Il était content, joyeux, ne cherchant aucunement à dissimuler son allégresse. Il avait l'air d'un enfant célébrant l'arrivée d'un...nouveau jouet. Justement, lui, il se frottait les mains d'exultation: ce jour- là, à 10h, il ferait un cours... pas ordinaire. Il utiliserait un ordinateur et un appareil de data show. Ses élèves en seraient ébahis, ils n'en reviendraient pas. Il avait passé des semaines à s'entraîner là-dessus, il avait même invité des inspecteurs, le proviseur, le censeur et des professeurs...avant-gardistes, partisans de "l'audiovisuel en classe", farouches opposants des méthodes classiques notamment "la craie et le tableau noir". Ils disaient, l'air goguenard, que cette dernière méthode ferait mieux d'être un titre d' une fable de la fontaine, à l'instar du"corbeau et le renard"...
Justement, tous ces professeurs regardaient les objets de cette nouvelle méthode" ordinateur et data show" avec religion...comme si'ils étaient en présence du Messie. En face d'eux, un ordinateur dernier cri et un data show révolutionnaire prenaient place sur le podium, le bureau du professeur avant-gardiste. On aurait dit une arme sophistiquée. L'ambiance était enivrante. Il ne manquait que les photographes pour immortaliser cet instant.
Les élèves firent leur entrée. Ils étaient sages et très respectueux, plus qu'à l'ordinaire. Ils jetaient, en entrant, des regards admiratifs mais craintifs à ce mariage d'appareils. Ils avaient le sentiment d'être dans un laboratoire militaire. Ils se sont installés dans un silence clérical. L'obscurité quasi-totale faisait de cette classe un drôle de temple. Ils regardaient avec respect leur professeur, qui tiendrait dans un instant, les rênes de ces deux animaux mythiques, et les ferait envoler, vers le Pays des Merveilles de l'Audio- Visuel...Bref, tous les ingrédients du sacré, du mythique, du merveilleux étaient là, il ne manquait que la présence des dieux grecs et romains...
Le professeur avait délibérement omis d'inviter son collègue, le professeur d'à-côté, qui était...trop réactionnaire et trop classique. Celui-ci n'avait pas réagi à ce manque de tact de son collègue avant-gardiste. Ainsi les deux professeurs entamaient en même temps leurs cours, à 10 h de matin , dans deux salles voisines. Notre homme était secondé de ses deux machines et de ses supporters: professeurs, inspecteurs, proviseur et censeur. L'autre professeur avait pour seules armes son tableau noir et sa craie...Et la course commença.
Quand on entendait de la salle voisine le professeur qui s'égosillait, qui écrivait sur le tableau, qui l'effaçait, qui l'ajustait..., eh bien,dans la salle...avant-gardiste, les deux machines faisaient tout le travail. On aurait dit une salle de cinéma. Le professeur, qui passait de temps en temps ses doigts sur ses moustaches en signe de fatuité et de virilité savante, ne faisait que...déplacer le curseur...et le monde féérique se déroulait devant les yeux des élèves comme un tapis rouge se déroulant devant un président d'Etat...
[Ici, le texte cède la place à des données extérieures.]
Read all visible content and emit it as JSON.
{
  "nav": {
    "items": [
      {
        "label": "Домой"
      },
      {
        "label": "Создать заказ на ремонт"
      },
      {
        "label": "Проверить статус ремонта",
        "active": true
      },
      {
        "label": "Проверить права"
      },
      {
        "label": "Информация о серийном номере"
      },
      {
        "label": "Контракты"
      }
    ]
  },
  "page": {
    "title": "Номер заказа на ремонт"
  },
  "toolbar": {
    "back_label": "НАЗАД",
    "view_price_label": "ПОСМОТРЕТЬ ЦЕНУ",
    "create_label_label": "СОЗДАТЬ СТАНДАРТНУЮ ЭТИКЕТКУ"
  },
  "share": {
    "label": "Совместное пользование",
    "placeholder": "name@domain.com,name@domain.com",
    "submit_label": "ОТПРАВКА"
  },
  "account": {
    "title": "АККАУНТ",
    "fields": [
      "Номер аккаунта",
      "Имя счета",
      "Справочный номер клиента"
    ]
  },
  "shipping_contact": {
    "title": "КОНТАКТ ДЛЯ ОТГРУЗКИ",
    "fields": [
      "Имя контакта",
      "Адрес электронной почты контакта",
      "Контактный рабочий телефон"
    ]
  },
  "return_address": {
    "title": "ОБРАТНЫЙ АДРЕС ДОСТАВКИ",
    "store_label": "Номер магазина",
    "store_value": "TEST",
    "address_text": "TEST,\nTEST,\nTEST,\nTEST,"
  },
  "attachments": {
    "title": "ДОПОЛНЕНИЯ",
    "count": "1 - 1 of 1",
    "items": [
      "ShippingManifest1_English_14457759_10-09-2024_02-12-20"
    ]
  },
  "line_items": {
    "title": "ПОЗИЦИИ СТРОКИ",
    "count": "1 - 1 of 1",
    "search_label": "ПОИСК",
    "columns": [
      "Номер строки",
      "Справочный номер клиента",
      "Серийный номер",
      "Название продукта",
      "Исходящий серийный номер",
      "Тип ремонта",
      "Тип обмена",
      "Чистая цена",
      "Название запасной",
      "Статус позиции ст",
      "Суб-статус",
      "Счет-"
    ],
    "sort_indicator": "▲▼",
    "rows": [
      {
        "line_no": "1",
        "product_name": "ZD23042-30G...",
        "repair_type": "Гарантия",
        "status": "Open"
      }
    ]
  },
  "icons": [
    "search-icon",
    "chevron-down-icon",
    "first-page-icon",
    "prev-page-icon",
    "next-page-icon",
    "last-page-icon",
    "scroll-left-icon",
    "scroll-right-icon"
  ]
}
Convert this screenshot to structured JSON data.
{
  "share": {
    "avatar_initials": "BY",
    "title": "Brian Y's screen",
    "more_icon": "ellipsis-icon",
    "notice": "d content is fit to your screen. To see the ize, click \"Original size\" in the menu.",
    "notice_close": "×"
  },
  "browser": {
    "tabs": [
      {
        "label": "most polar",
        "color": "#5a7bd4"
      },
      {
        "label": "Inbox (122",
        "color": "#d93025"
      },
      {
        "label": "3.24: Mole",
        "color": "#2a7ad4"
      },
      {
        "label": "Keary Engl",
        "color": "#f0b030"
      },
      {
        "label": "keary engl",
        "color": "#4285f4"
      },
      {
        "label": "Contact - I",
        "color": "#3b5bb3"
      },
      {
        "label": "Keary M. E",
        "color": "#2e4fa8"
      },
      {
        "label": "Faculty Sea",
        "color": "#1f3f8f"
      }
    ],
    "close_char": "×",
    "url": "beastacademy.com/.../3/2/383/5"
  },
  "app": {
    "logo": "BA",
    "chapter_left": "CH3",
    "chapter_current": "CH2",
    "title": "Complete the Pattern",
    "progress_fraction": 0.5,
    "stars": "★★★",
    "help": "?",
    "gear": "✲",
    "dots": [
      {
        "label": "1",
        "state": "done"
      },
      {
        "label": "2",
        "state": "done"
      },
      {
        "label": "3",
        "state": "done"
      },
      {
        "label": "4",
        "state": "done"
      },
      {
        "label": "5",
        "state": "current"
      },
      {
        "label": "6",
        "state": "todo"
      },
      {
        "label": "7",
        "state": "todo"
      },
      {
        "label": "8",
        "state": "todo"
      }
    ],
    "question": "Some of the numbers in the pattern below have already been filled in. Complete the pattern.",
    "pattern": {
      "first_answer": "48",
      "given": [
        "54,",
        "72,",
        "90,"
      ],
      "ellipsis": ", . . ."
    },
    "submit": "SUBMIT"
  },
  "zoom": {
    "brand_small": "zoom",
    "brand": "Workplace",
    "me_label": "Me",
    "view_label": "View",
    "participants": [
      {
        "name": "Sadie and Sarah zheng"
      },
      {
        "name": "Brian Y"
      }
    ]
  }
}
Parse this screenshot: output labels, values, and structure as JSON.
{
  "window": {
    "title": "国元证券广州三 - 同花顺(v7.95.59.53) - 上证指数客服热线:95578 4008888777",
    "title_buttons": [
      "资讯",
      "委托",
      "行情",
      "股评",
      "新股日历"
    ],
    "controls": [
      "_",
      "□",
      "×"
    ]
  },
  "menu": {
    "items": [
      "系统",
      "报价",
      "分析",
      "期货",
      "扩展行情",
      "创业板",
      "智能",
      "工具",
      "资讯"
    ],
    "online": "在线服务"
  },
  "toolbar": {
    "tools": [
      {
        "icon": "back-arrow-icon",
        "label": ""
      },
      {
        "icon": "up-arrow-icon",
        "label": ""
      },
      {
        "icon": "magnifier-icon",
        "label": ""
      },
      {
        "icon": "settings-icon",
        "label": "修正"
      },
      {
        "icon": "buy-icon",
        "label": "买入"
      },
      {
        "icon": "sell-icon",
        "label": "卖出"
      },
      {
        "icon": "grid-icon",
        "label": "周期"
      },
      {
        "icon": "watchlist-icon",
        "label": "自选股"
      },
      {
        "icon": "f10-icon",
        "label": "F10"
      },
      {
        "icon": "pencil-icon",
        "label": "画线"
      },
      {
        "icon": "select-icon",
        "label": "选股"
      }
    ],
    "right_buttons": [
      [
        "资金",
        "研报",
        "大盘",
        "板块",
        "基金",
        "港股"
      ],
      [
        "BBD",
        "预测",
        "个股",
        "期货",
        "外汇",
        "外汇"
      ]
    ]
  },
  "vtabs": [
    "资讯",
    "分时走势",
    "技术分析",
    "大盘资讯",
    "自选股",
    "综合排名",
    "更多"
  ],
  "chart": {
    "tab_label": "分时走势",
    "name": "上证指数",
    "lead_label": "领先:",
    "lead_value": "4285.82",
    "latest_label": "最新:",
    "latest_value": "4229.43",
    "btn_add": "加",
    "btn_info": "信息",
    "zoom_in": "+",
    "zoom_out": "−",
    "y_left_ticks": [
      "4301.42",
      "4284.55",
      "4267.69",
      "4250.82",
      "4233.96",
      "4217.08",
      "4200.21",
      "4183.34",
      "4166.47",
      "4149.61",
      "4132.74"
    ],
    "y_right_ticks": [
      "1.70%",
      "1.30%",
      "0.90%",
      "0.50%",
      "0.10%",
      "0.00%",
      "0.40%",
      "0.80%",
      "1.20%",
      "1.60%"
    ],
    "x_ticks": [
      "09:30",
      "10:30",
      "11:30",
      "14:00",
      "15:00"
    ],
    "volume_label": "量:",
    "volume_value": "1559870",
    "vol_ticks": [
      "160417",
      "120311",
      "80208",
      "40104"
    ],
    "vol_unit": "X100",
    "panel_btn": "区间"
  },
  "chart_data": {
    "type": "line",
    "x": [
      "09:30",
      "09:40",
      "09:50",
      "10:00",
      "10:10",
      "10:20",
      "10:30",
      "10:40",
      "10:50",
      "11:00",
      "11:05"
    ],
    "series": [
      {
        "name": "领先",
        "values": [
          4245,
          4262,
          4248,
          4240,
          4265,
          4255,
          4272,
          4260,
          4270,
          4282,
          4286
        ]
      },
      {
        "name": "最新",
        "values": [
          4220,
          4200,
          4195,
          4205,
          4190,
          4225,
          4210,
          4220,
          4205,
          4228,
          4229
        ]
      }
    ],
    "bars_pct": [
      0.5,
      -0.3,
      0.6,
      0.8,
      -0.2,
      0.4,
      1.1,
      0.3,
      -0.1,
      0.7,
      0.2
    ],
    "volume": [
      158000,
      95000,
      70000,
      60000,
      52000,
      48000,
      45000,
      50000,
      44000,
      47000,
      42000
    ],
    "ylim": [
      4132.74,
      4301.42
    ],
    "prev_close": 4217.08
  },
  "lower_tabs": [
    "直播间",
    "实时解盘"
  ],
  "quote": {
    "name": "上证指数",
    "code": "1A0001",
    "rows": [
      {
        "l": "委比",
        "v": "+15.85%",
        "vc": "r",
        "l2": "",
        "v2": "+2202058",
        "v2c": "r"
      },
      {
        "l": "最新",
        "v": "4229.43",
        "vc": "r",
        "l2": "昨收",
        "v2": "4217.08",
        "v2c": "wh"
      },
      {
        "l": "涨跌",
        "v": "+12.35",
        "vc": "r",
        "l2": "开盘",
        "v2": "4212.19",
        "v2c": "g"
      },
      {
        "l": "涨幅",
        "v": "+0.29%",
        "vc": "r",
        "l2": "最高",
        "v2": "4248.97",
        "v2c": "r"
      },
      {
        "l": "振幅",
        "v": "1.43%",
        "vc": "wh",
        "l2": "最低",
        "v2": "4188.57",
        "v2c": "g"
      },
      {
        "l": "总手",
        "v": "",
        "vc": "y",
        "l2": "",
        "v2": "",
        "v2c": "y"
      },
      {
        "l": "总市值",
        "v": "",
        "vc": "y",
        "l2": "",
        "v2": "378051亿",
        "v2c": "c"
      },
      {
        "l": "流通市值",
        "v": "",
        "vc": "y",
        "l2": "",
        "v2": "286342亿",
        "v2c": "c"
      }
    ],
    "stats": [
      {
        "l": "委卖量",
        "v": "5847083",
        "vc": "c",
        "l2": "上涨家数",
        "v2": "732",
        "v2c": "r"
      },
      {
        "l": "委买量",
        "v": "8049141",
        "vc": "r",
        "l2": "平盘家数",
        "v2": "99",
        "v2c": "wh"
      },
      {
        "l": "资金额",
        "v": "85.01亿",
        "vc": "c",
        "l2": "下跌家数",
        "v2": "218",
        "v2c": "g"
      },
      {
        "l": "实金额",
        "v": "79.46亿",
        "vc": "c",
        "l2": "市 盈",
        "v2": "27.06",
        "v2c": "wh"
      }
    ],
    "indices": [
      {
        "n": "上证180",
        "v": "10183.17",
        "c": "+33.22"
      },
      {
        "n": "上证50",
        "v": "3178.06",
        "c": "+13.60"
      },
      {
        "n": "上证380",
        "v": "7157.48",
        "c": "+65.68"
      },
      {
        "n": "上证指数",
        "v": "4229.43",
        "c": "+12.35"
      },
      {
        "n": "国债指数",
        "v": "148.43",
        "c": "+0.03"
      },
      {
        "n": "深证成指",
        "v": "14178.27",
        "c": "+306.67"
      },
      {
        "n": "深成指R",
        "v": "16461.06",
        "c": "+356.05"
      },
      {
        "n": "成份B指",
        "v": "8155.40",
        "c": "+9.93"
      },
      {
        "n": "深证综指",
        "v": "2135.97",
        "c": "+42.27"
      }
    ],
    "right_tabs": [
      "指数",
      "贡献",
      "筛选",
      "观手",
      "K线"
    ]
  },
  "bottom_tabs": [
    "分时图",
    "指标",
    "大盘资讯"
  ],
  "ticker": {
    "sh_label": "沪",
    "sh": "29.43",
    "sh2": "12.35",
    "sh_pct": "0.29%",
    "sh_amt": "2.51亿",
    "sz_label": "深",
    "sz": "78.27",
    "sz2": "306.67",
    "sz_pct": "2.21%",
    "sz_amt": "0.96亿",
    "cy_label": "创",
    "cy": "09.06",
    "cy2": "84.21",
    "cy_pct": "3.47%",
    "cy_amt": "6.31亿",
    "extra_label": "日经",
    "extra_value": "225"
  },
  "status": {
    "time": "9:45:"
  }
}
Il était évident que la classe avant-gardiste était la plus ...baignée dans le savoir, dans la technologie, dans le progrès. Et si les élèves suivaient, comme sous l'hypnose, le cours imagé de leur professeur progressiste,eh bien le staff pédagogique présent hôchait la tête, en signe d'approbation: Sacré professeur! où a-t-il déniché ce stratagème technologique? Décidément, nous ferons comme lui. Ca nous évitera de nous salir les mains à cause de cette foutue craie et de nous égosiller comme si nous étions des crieurs publics et non des cadres. Sacré professeur!
Soudain, une coupure d'électricité mit fin à cette ambiance merveilleuse. C'était une sorte d'atterrissage en catastrophe, alors que tous les indicateurs signalaient une navigation exemplaire et alors que le pilote automatique remplissait excellement sa fonction. Ainsi, le professeur moustachu sursauta comme piqué par un scorpion, l'assistance fut pris de court et les élèves chutèrent rapidement et sans qu'ils en soit avertis du grand monde féérique vers le monde réél: un silence total, deux machines neutralisés , une obscurité gênante et...un professeur pétrifié qui avait tout prévu sur sa fiche pédagogique sauf cette maudite coupure d'électricité. Du coup, il regardait son Titanic sombrer sans qu'il pût faire quoi que ce soit, même pas sauver sa peau...
On entendit, à la salle voisine, la craie flirtant avec le tableau et la voix doctorale de l'autre professeur résonner en un naturel dolby system. Les élèvent eurent une nostalgie pour cet home- cinéma rudimentaire...qui continuait de fonctionner malgré la défaillance électrique.